Horror to jeden z tych gatunków, które mogą się pochwalić największą różnorodnością pod względem narodowości. Od lat na całym świecie chętnie ogląda się kino grozy z Japonii i Korei Południowej, więc wizja odnoszącego globalne sukcesy filmu z Indii nie brzmi wcale tak niewiarygodnie. Aby to jednak osiągnąć, „Opowieści o duchach” musiałyby pochwalić się interesującym i nowym spojrzeniem na kino grozy. Czy to się udało?
Opowieści o duchach Netflix - recenzja
Na samym wstępie trzeba zaznaczyć, że wbrew tytułowi antologii nie mamy tu do czynienia z czterema przekazami o duchach. Tylko dwie historie (pierwsza i ostatnia) w rzeczywistości podpadają pod tę kategorię. Pozostałym dwóm bliżej do thrillera psychologicznego (wizualnie i tematycznie najbardziej przypominającego „Wstyd” oraz „Dziecko Rosemary” autorstwa Romana Polańskiego) oraz horroru o przetrwaniu po apokalipsie zombie.

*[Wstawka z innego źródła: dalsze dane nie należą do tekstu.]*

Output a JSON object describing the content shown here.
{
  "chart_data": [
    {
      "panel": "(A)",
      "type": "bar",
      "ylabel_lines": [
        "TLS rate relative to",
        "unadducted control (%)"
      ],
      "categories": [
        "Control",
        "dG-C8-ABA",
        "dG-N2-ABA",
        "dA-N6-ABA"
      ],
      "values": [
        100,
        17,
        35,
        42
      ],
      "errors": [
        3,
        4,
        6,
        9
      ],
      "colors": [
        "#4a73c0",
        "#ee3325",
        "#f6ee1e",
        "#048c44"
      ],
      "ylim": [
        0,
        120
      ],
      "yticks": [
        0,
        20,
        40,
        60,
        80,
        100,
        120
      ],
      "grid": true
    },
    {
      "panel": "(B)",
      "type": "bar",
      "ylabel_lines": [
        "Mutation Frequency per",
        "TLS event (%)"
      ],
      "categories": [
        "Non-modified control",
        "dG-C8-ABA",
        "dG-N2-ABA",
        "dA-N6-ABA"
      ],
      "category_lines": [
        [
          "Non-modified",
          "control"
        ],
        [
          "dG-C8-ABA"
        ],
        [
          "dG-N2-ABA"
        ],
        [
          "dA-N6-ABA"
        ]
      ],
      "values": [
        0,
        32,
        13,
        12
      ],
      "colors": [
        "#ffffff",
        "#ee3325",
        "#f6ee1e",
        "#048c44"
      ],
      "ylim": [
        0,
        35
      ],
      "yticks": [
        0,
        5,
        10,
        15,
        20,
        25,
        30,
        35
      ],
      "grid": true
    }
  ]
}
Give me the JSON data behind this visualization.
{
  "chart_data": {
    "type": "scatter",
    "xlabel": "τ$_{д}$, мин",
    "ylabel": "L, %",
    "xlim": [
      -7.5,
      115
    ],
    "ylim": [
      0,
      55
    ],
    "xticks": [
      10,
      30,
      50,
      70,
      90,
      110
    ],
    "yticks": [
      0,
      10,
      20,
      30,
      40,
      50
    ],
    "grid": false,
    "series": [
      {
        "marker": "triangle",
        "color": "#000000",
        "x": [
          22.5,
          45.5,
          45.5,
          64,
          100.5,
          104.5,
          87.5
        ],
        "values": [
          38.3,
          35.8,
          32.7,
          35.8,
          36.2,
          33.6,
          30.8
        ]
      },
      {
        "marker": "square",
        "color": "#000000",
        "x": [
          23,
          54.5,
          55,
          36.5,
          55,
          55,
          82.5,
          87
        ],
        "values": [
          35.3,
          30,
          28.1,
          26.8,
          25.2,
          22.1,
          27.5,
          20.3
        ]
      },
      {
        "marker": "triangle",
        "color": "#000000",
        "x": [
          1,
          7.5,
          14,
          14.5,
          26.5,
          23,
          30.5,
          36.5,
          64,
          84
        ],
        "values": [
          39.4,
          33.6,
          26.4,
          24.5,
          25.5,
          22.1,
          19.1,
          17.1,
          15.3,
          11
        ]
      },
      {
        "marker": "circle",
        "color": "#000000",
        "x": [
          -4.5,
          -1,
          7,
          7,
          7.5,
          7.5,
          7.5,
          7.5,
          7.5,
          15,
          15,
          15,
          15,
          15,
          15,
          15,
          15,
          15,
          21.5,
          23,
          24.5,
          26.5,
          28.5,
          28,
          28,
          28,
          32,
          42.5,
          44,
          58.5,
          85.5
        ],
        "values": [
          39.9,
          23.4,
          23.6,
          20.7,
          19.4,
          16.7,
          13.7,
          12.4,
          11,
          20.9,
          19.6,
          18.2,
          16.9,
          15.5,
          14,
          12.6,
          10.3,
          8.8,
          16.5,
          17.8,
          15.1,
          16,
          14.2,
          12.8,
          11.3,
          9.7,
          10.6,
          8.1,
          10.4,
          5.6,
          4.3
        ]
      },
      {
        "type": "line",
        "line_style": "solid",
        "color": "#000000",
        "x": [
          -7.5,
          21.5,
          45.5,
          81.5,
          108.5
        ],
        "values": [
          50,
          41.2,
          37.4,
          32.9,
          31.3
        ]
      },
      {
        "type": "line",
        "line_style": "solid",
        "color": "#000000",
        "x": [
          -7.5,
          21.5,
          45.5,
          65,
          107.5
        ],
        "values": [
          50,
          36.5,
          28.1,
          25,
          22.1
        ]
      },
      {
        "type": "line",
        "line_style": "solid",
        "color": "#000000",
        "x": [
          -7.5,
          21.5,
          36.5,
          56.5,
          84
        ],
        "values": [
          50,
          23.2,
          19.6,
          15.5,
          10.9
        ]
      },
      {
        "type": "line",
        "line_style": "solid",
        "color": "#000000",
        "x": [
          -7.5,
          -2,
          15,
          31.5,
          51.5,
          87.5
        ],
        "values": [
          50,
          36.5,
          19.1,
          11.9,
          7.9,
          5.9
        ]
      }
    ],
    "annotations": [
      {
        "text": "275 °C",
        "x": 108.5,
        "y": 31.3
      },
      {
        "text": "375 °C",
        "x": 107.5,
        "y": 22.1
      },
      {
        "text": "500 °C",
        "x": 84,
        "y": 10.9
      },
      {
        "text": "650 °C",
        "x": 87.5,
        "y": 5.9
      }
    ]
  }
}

Każdy z czterech segmentów zajmuje mniej więcej taką samą długość, ale oprócz tego niewiele je łączy. Prezentują zupełnie inny styl i mają odmienne nastawienie do horroru. Trzeba też przyznać, że u niektórych z wchodzących w skład ekipy twórców z horrorem ewidentnie niewiele łączy. Na papierze nie musiała to być wcale negatywna cecha (reżyserów niepowiązanych z danym gatunkiem często stać na zaskakujące wybory), ale w tym wypadku tak się niestety stało.
„Opowieści o duchach” właściwie nie są straszne. Tak naprawdę nawet nie próbują.
Kashyap, Johar, Akhtar i Banerjee śladem wielu współczesnych twórców horrorów biorą na warsztat realne i bardzo aktualne ludzkie strachy, by potem przekształcić je na modłę kina grozy. W antologii pojawiają się więc takie elementy ludzkiego psyche, jak obawa przed starzeniem się w samotności i bezsensowną śmiercią, strach młodej matki przed poronieniem, zazdrość między krewnymi, zbytnie przywiązanie do przeszłości, wyludnienie i katastrofa ekologiczna.
Niestety, właściwie żadne z nich nie jest w stanie przełożyć tych silnych lęków na interesujący język kina. Reżyserka 1. segmentu Zoya Akhtar sprawia wrażenie, jakby przez cały okres realizacji zdjęć nikt nie powiedział jej, że kręci horror. Przez co większość widzów szybko zapomni, że jej opowieść w ogóle wchodziła w skład antologii. Dalej jest już lepiej, ale wciąż pojawiają się problemy z tworzeniem atmosfery nieuchronnego zagrożenia.
Stworzenie odpowiedniego suspensu w średniometrażowych filmach nie jest łatwe i wymaga pójścia na pewne skróty.
To akurat jest zrozumiałe i trudno mieć o to pretensje do hinduskich reżyserów. Najważniejsze powinno być jednak dla nich pokazanie widzom, dlaczego powinno im zależeć na losie bohaterów. Ich strach musi stać się naszym, bo inaczej całe doświadczenie nie ma szans wywołać odpowiednich emocji. Nawet najbardziej wyszukane jump scares działają na widza dłużej niż przez krótki moment szoku, a prawdziwa groza zostaje z nami na długo.
Stworzenie prostej, ale skutecznej atmosfery błyskawicznego zagrożenia zdecydowanie udało się w filmie „Upiorne opowieści po zmroku”, choć on również był daleki od ideału. W nowym dziele platformy Netflix zabrakło nawet tego, a winę ponosi za to zarówno brak łączącej wszystkie cztery historie wizji, jak i poruszanie się w obrębie najbardziej oczywistych standardów gatunku. Dobrym przykładem są tu upiorne lalki z 2. filmu nijak nie pasujące do estetyki tego segmentu, a mimo to wrzucone na siłę, bo kojarzą się z kinem grozy. Z kolei 3. część mogłaby wywrzeć mocniejsze wrażenie na widzach, gdyby nie niska jakość kostiumów i aktorstwa zahaczającego wręcz o elementy autoparodii.
Nie oznacza to, że w całej trwającej ponad dwie godziny produkcji zabrakło jakichkolwiek momentów wzbudzających ciarki na plecach. Nie chcę ich zdradzać potencjalnym widzom, żeby nie psuć zabawy. Ale mam niestety wrażenie, że nadają się one głównie do kompilacji najbardziej niepokojących momentów z Netflix Originals do opublikowania na platformie YouTube. Bo sensownego filmu nie udało się z nich zbudować.
„Opowieści o duchach” znajdziecie na platformie Netflix.